Lurdes: Our focus is on promoting active participation within our society so the model we created doesn’t rely only on radio broadcasts. We also generate action by working in communities to embed the messages people have heard on the radio, in order for them to see themselves as change makers. We prepare follow-up materials and have volunteer promoters who hold workshops in communities, where they use these materials to reinforce the messages.

One of our programs, for example, was broadcast on 287 radio stations and reached 20 million people. Then we distributed the follow-up materials among 1200 volunteer promoters and they are working with them to generate change in communities.

Alisa: What strikes me about your work is the way in which its tailored not only in its content but also in the practice used to disseminate it, to the justice needs of the people. What have the results been?

Lurdes: The programme has reached 15% of Mexico’s population, including people living in very remote rural areas and in indigenous communities who are hard to reach with other interventions. Since the program started, many women in indigenous communities in Oaxaca, for example, have approached municipal authorities to denounce cases of violence or to claim benefits, fully empowered and confident with the knowledge of their laws and rights. Women in Hidalgo State who have been victims of violence have taken our materials into communities to help other women, planting roots for a real culture shift. All around the country we have many cases where we receive phone calls from women who listen to the programs and tell us about their problems. We then direct them to the most appropriate justice center.

Alisa: What are you most proud of?

Lurdes: We receive a lot of positive feedback, asking for more radio programs or more follow-up activities or telling us that our campaigns made listeners more aware of their problems and better able to resolve them. Another radio program we ran for schoolchildren called “Super Justina in Action,” which aims to educate children about their right not to be harassed at school, has greatly helped to reduce bullying. It has been very satisfying to see girls and boys who told us that because of our programs they learned that they shouldn’t use violence in their interactions with others at school, or that they shouldn’t be quick to accuse people who have the right to the presumption of innocence.

Alisa: What type of obstacles have you faced?

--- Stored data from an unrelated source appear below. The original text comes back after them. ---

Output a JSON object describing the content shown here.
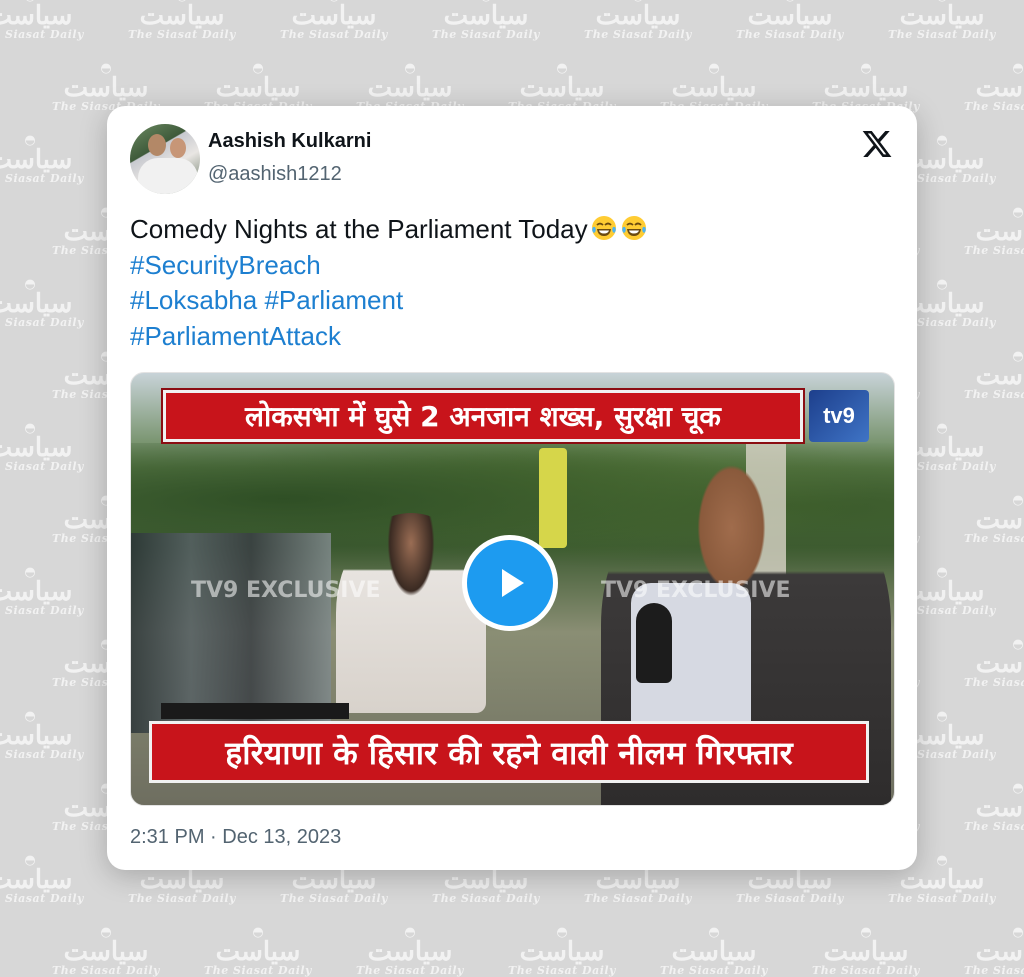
{
  "watermark": {
    "arabic": "سیاست",
    "english": "The Siasat Daily"
  },
  "tweet": {
    "author": {
      "name": "Aashish Kulkarni",
      "handle": "@aashish1212"
    },
    "text": {
      "line1": "Comedy Nights at the Parliament Today",
      "emoji_count": 2,
      "hashtags": [
        [
          "#SecurityBreach"
        ],
        [
          "#Loksabha",
          "#Parliament"
        ],
        [
          "#ParliamentAttack"
        ]
      ]
    },
    "media": {
      "headline_top": "लोकसभा में घुसे 2 अनजान शख्स, सुरक्षा चूक",
      "channel_logo": "tv9",
      "overlay_tag": "TV9 EXCLUSIVE",
      "headline_bottom": "हरियाणा के हिसार की रहने वाली नीलम गिरफ्तार",
      "play_icon": "play-icon"
    },
    "timestamp": {
      "time": "2:31 PM",
      "separator": "·",
      "date": "Dec 13, 2023"
    }
  },
  "colors": {
    "hashtag": "#1d7fd0",
    "play_button": "#1d9bf0",
    "banner_red": "#c8141b",
    "background": "#d7d7d7"
  }
}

Lurdes: The main one is economic. We are in a difficult situation in Mexico because the new government is withdrawing funding for civil society. This has left organisations like ours that relied on public funds in crisis. We are considering new fundraising strategies, although Mexico doesn’t have a culture of personal donations so it’s hard. We still have 3,000 sets of materials we want to distribute, but we don’t have the resources to travel and distribute them in our community workshops. We’re working on a proposal to hold an art auction to finance what we need. It’ll be held this month and we’re looking for artists and galleries who can donate their works to us. It’s our first auction.

Alisa: Can you tell me one thing you want people to know about the work you are doing?

Lurdes: Our message is that women can be empowered to prevent and eradicate violence and to access their rights if they have the right tools. In particular, they need to know how the justice system works, which will enable them to file a complaint promptly, secure protection, get a lawyer and access other assistance. We believe that if women understand the justice system, they will access the resources it gives them to help face problems in their daily lives.

Alisa: Yes, we discuss these issues in the Justice for All report, which emphasizes the importance both of improving people’s journeys through the justice system, and of empowering people and communities to prevent injustice. Finally, can I ask you what your ambitions are going forward?

Lurdes: I have many, but one is to work with Latina women in the United States. They have a lot of similar problems to Mexican women, and we think our materials and workshops would be useful for them. We are currently looking for partnerships with US organizations that will enable us to do this.